Saint Bonaventure
Ex11, 10 - 12, 14 ; Ps 115. Mt 12, 1-8
Le Fils de l’homme est maître du sabbat
Il y a une spiritualité du sabbat. L’institution du sabbat montre que le temps a une importance fondamentale et que l’homme a aussi une nature essentiellement spirituelle et immortelle.
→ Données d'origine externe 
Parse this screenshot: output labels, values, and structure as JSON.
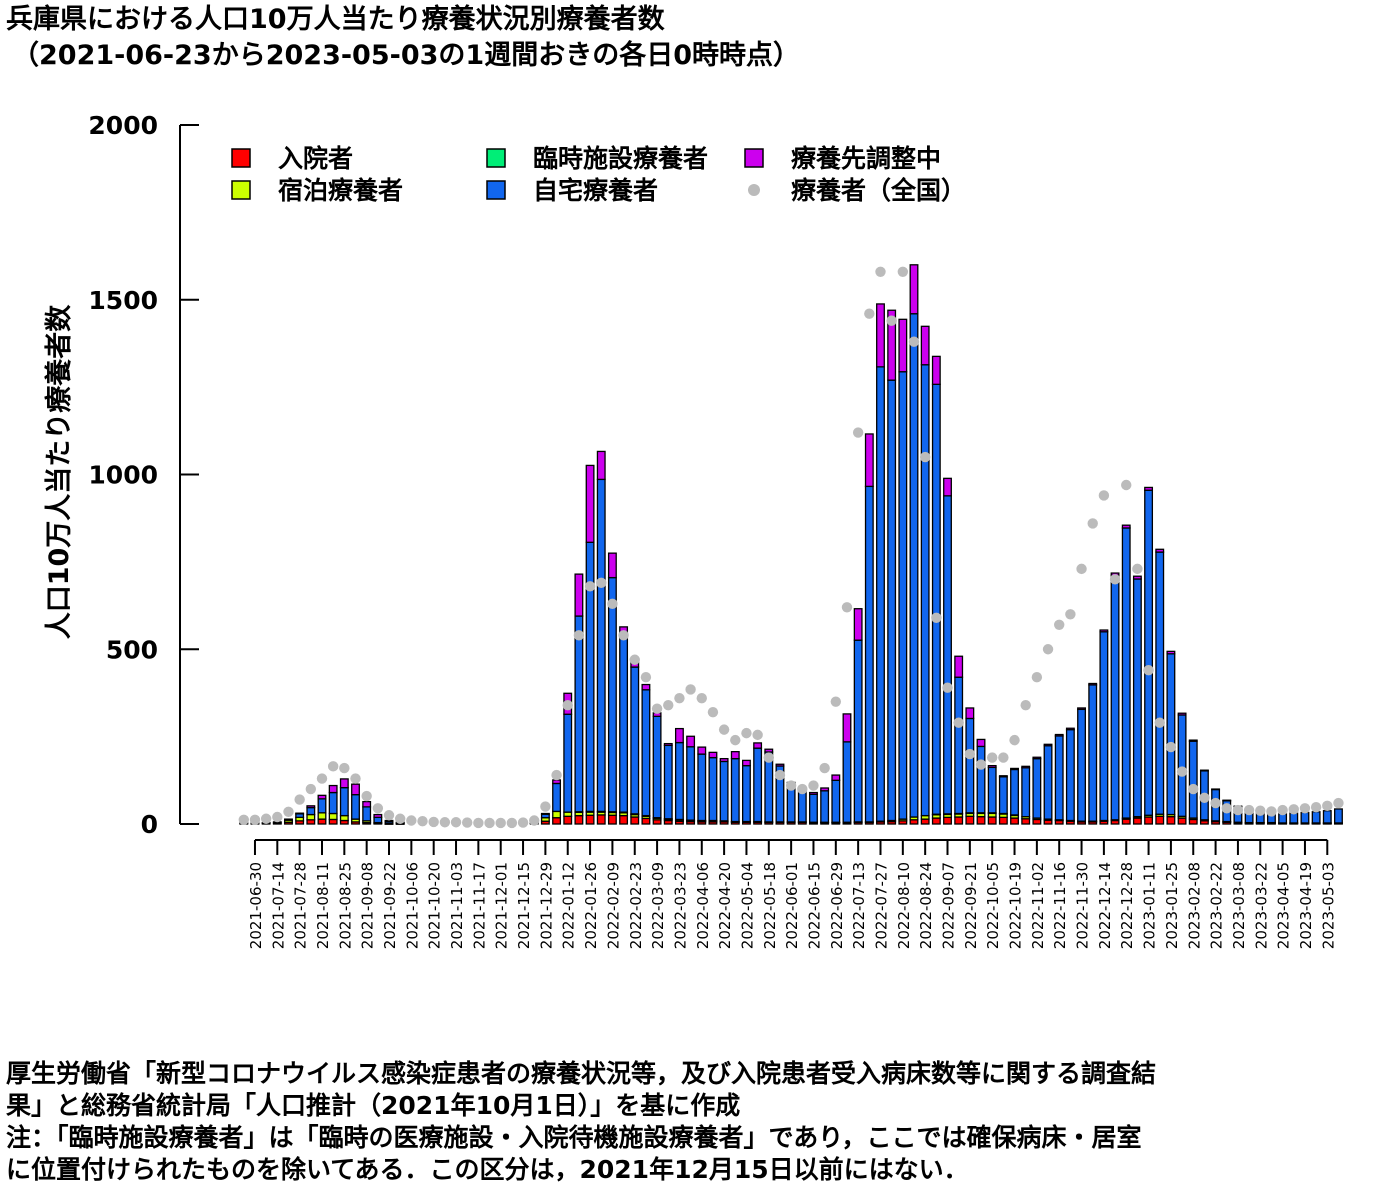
{
  "title": {
    "line1": "兵庫県における人口10万人当たり療養状況別療養者数",
    "line2": "（2021-06-23から2023-05-03の1週間おきの各日0時時点）"
  },
  "footer": {
    "lines": [
      "厚生労働省「新型コロナウイルス感染症患者の療養状況等，及び入院患者受入病床数等に関する調査結",
      "果」と総務省統計局「人口推計（2021年10月1日）」を基に作成",
      "注：「臨時施設療養者」は「臨時の医療施設・入院待機施設療養者」であり，ここでは確保病床・居室",
      "に位置付けられたものを除いてある．この区分は，2021年12月15日以前にはない．"
    ]
  },
  "colors": {
    "hospitalized": "#ff0000",
    "hotel": "#ccff00",
    "temporary": "#00ee77",
    "home": "#1166ee",
    "adjusting": "#cc00ee",
    "national": "#bbbbbb",
    "bar_outline": "#000000"
  },
  "chart_data": {
    "type": "bar",
    "stacked": true,
    "ylabel": "人口10万人当たり療養者数",
    "xlabel": "",
    "ylim": [
      0,
      2000
    ],
    "yticks": [
      0,
      500,
      1000,
      1500,
      2000
    ],
    "xtick_labels": [
      "2021-06-30",
      "2021-07-14",
      "2021-07-28",
      "2021-08-11",
      "2021-08-25",
      "2021-09-08",
      "2021-09-22",
      "2021-10-06",
      "2021-10-20",
      "2021-11-03",
      "2021-11-17",
      "2021-12-01",
      "2021-12-15",
      "2021-12-29",
      "2022-01-12",
      "2022-01-26",
      "2022-02-09",
      "2022-02-23",
      "2022-03-09",
      "2022-03-23",
      "2022-04-06",
      "2022-04-20",
      "2022-05-04",
      "2022-05-18",
      "2022-06-01",
      "2022-06-15",
      "2022-06-29",
      "2022-07-13",
      "2022-07-27",
      "2022-08-10",
      "2022-08-24",
      "2022-09-07",
      "2022-09-21",
      "2022-10-05",
      "2022-10-19",
      "2022-11-02",
      "2022-11-16",
      "2022-11-30",
      "2022-12-14",
      "2022-12-28",
      "2023-01-11",
      "2023-01-25",
      "2023-02-08",
      "2023-02-22",
      "2023-03-08",
      "2023-03-22",
      "2023-04-05",
      "2023-04-19",
      "2023-05-03"
    ],
    "legend": [
      {
        "key": "hospitalized",
        "label": "入院者",
        "marker": "square"
      },
      {
        "key": "temporary",
        "label": "臨時施設療養者",
        "marker": "square"
      },
      {
        "key": "adjusting",
        "label": "療養先調整中",
        "marker": "square"
      },
      {
        "key": "hotel",
        "label": "宿泊療養者",
        "marker": "square"
      },
      {
        "key": "home",
        "label": "自宅療養者",
        "marker": "square"
      },
      {
        "key": "national",
        "label": "療養者（全国）",
        "marker": "dot"
      }
    ],
    "legend_position": "top-left",
    "series": [
      {
        "key": "hospitalized",
        "values": [
          2,
          2,
          2,
          3,
          5,
          9,
          12,
          14,
          13,
          10,
          6,
          4,
          2,
          1,
          1,
          0,
          0,
          0,
          0,
          0,
          0,
          0,
          0,
          0,
          0,
          1,
          2,
          8,
          18,
          22,
          24,
          25,
          26,
          25,
          24,
          20,
          16,
          12,
          10,
          8,
          7,
          6,
          6,
          6,
          5,
          5,
          5,
          5,
          5,
          5,
          5,
          4,
          4,
          4,
          4,
          5,
          5,
          6,
          7,
          9,
          12,
          14,
          17,
          19,
          20,
          22,
          21,
          20,
          19,
          17,
          15,
          13,
          11,
          10,
          8,
          6,
          6,
          8,
          10,
          14,
          17,
          20,
          22,
          21,
          17,
          13,
          9,
          7,
          5,
          4,
          3,
          3,
          3,
          2,
          2,
          2,
          2,
          2,
          2
        ]
      },
      {
        "key": "hotel",
        "values": [
          1,
          1,
          2,
          3,
          6,
          10,
          15,
          18,
          17,
          14,
          8,
          5,
          2,
          1,
          1,
          0,
          0,
          0,
          0,
          0,
          0,
          0,
          0,
          0,
          0,
          1,
          2,
          10,
          18,
          12,
          10,
          9,
          8,
          8,
          8,
          7,
          6,
          5,
          4,
          4,
          3,
          3,
          3,
          2,
          2,
          2,
          2,
          1,
          1,
          1,
          1,
          1,
          1,
          1,
          1,
          1,
          1,
          2,
          3,
          5,
          8,
          10,
          10,
          9,
          9,
          9,
          10,
          11,
          10,
          8,
          6,
          4,
          3,
          2,
          2,
          2,
          2,
          2,
          2,
          3,
          4,
          5,
          6,
          6,
          5,
          4,
          3,
          2,
          2,
          1,
          1,
          1,
          1,
          1,
          1,
          1,
          1,
          1,
          1
        ]
      },
      {
        "key": "temporary",
        "values": [
          0,
          0,
          0,
          0,
          0,
          0,
          0,
          0,
          0,
          0,
          0,
          0,
          0,
          0,
          0,
          0,
          0,
          0,
          0,
          0,
          0,
          0,
          0,
          0,
          0,
          0,
          0,
          0,
          0,
          0,
          1,
          2,
          2,
          2,
          2,
          2,
          2,
          1,
          1,
          1,
          1,
          1,
          1,
          1,
          0,
          0,
          0,
          0,
          0,
          0,
          0,
          0,
          0,
          0,
          0,
          0,
          0,
          0,
          0,
          0,
          0,
          0,
          1,
          1,
          1,
          1,
          1,
          1,
          1,
          1,
          0,
          0,
          0,
          0,
          0,
          0,
          0,
          0,
          0,
          0,
          0,
          0,
          0,
          0,
          0,
          0,
          0,
          0,
          0,
          0,
          0,
          0,
          0,
          0,
          0,
          0,
          0,
          0,
          0
        ]
      },
      {
        "key": "home",
        "values": [
          0,
          0,
          0,
          0,
          3,
          10,
          20,
          40,
          60,
          80,
          70,
          40,
          15,
          5,
          2,
          0,
          0,
          0,
          0,
          0,
          0,
          0,
          0,
          0,
          0,
          0,
          1,
          10,
          80,
          280,
          560,
          770,
          950,
          670,
          500,
          420,
          360,
          290,
          210,
          220,
          210,
          190,
          180,
          170,
          180,
          160,
          210,
          200,
          160,
          110,
          90,
          80,
          90,
          120,
          230,
          520,
          960,
          1300,
          1260,
          1280,
          1440,
          1290,
          1230,
          910,
          390,
          270,
          190,
          130,
          105,
          130,
          140,
          170,
          210,
          240,
          260,
          320,
          390,
          540,
          700,
          830,
          680,
          930,
          750,
          460,
          290,
          220,
          140,
          90,
          60,
          45,
          35,
          28,
          26,
          26,
          28,
          30,
          32,
          35,
          40
        ]
      },
      {
        "key": "adjusting",
        "values": [
          0,
          0,
          0,
          0,
          0,
          2,
          5,
          10,
          20,
          25,
          30,
          15,
          8,
          3,
          1,
          0,
          0,
          0,
          0,
          0,
          0,
          0,
          0,
          0,
          0,
          0,
          1,
          2,
          10,
          60,
          120,
          220,
          80,
          70,
          30,
          20,
          15,
          10,
          5,
          40,
          30,
          20,
          15,
          8,
          20,
          15,
          15,
          8,
          5,
          3,
          3,
          5,
          8,
          15,
          80,
          90,
          150,
          180,
          200,
          150,
          140,
          110,
          80,
          50,
          60,
          30,
          20,
          5,
          3,
          3,
          4,
          4,
          4,
          4,
          4,
          4,
          4,
          5,
          6,
          8,
          8,
          8,
          8,
          7,
          5,
          3,
          2,
          1,
          1,
          1,
          1,
          0,
          0,
          0,
          0,
          0,
          0,
          0,
          0
        ]
      }
    ],
    "national": [
      12,
      12,
      15,
      20,
      35,
      70,
      100,
      130,
      165,
      160,
      130,
      80,
      45,
      25,
      15,
      10,
      8,
      6,
      5,
      5,
      4,
      3,
      3,
      3,
      3,
      4,
      10,
      50,
      140,
      340,
      540,
      680,
      690,
      630,
      540,
      470,
      420,
      330,
      340,
      360,
      385,
      360,
      320,
      270,
      240,
      260,
      255,
      190,
      140,
      110,
      100,
      110,
      160,
      350,
      620,
      1120,
      1460,
      1580,
      1440,
      1580,
      1380,
      1050,
      590,
      390,
      290,
      200,
      170,
      190,
      190,
      240,
      340,
      420,
      500,
      570,
      600,
      730,
      860,
      940,
      700,
      970,
      730,
      440,
      290,
      220,
      150,
      100,
      75,
      60,
      45,
      40,
      40,
      38,
      36,
      40,
      42,
      45,
      48,
      52,
      60
    ]
  }
}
Dieu, s’est souvent réservé des lieux, des personnes, des objets, des temps qui lui sont consacrés par des rites précis et par le fait même, interdits aux usages profanes montrant ainsi la sainteté de Dieu. De ce rapport de Dieu avec le temps naît le devoir de le sanctifier. C’est ce qui se réalise, par exemple, quand on consacre à Dieu des temps, des jours, des semaines, comme cela se faisait déjà dans la religion de l’Ancienne Alliance et comme cela se fait encore, bien que d’une manière nouvelle, dans le christianisme. Nouveauté à laquelle se heurtent justement les pharisiens dans l’évangile de ce jour. Celui qui parle est « Lumière né de la lumière. Vrai Dieu né du vrai Dieu. Engendré non pas créé. De même nature que le Père et par Lui tout a été fait ». Lui que Dieu a envoyé pour nous faire prendre conscience de la manière dont chaque période est empreinte de la présence de Dieu et de son action salvatrice. Le temps est avant tout une propriété de Dieu. C’est pourquoi Jésus est maître du sabbat.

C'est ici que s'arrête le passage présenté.